Mes meilleures amies ne comprenaient pas, mais elles ne me jugeaient pas, juste elles me disputaient car je leur manquais. C’est vrai, je ne vis pas à demi-mesure, je vis passionnément les choses. J’avais envie de partager des choses qui me semblaient essentielles, importantes, des retours d’expériences, j’avais besoin de dire à la fin de ma journée « j’ai bien travaillé ». On me répondait, ah oui, c’est bien de travailler sans rien gagner, c’est beau Mary… Ma foi, je m’en fichais. Enfin, pas tant que ça, car ça fait mal quand même.

Mon papa non plus ne comprenait pas, je devais reprendre la banque, trouver un vrai métier, mais pas écrire comme ça sans but. Seulement le but ils ne le comprenaient pas, je voulais PAR-TA-GER, apporter quelques choses « au monde ». Tout ne tourne pas autour de l’argent. J’en avais pas besoin, j’avais Lyanna, mon Thib, on voulait que je l’élève, Thib ne voulait pas que je reprenne le boulot et moi je ne pouvais pas restée à ne rien faire. Télé, canapé, glandouille, popote c’est tout sauf moi.

J’ai même pleuré au un an de Lyanna, « Mary faut que t’arrête avec tes RS, c’est pas la vraie vie ». Non, mais ça me passionne, quoi en fait vous me demandez de passer ma journée à vous appeler à tour de rôle ? Quand mon mari rentre je lui raconte nos conversations en long en large et en travers et on recommence le lendemain ? J’suis pas une Desperate Housewife.

J’aime mes amies, ma famille, mais j’ai besoin d’un but, de me sentir faire quelques choses, il se passe trop de choses dans ma tête pour me réduire à appeler toute la journée toutes mes amies.

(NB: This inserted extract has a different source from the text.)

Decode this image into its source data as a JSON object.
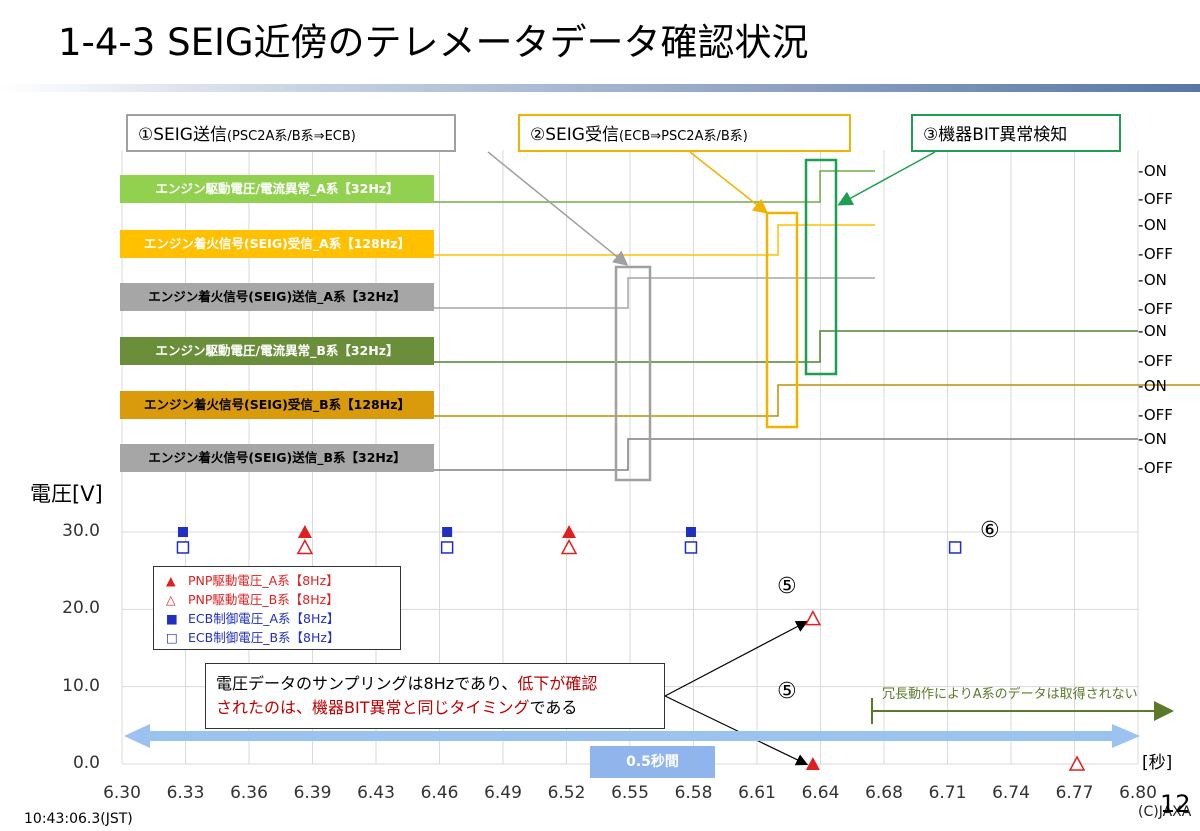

Non, je les aime oui, mais s’appeler une fois par semaine quand on a 28/30 ans c’est bien. Chacune un appel par semaine, c’est normal comme fréquence. Parfois plus, parfois moins, ça dépend de la vie, mais en tout cas je ne conçois pas de passer 6h au tel par jour, d’autant plus quand on a un enfant. Si certaines adorent ça, moi TELLEMENT PAS. Je ne me sentirais pas vivante. J’aime pourtant les avoir au tél, les voir encore ++++ mais je n’ai pas envie de prendre 6h par jour pour ça. 

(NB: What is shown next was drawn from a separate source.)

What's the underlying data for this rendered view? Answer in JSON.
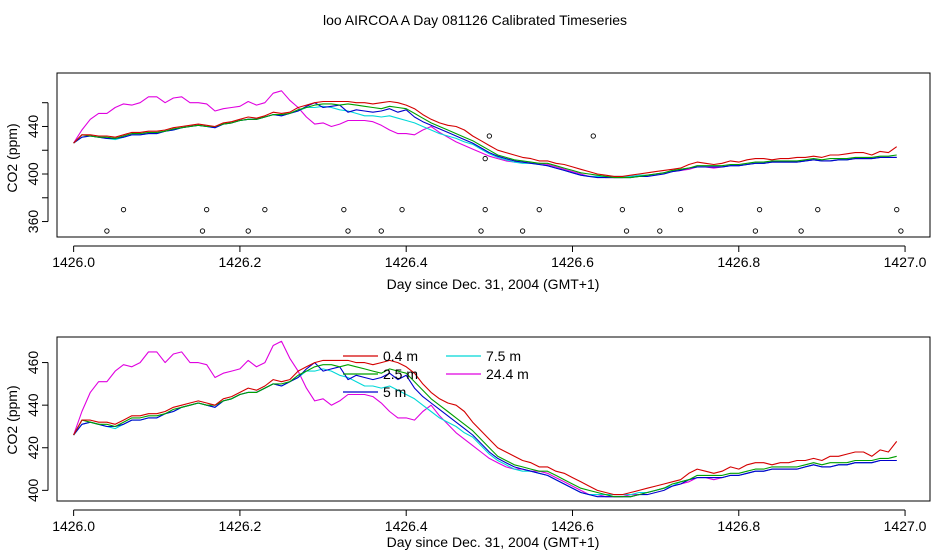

Encore une fois, mes meilleures amies ont compris, mais c’était vraiment pas de la malveillance, c’était vraiment Mary tu nous manques. Quand je travaillais en banque je les appelais sur le trajet aller/retour, au sport le midi, et au sport le soir. J’en avais au moins 4 au tel par jour. Une fois arrêtée à la maison, j’me suis tournée vers un but : mon blog. 

Reprenons côté pro :

D’un coup j’ai reçu beaucoup de mails de demandes de collaborations, des mails qui me prenaient 4h par jours. Je n’aimais pas ça en plus, ça ne m’animait pas de négocier des tarifs, je m’occupais de Lyanna en même temps et donc je n’avais plus le temps pour écrire, tourner des vidéos, et faire les photos que j’avais envie pour papoter avec vous de sujets qui me tenaient à coeur. J’ai été démarché par un agent, clairement je me suis fait avoir en beauté, c’était une cata. Mes mails n’étaient pas traités, je recevais des relances des marques, je perdais des contrats car cet agent faisaient vraiment n’importe quoi dans ses réponses de mails. J’avais eut le nez fin, j’avais demandé une période d’essai, j’ai pu partir avant les 3 mois négociés du coup.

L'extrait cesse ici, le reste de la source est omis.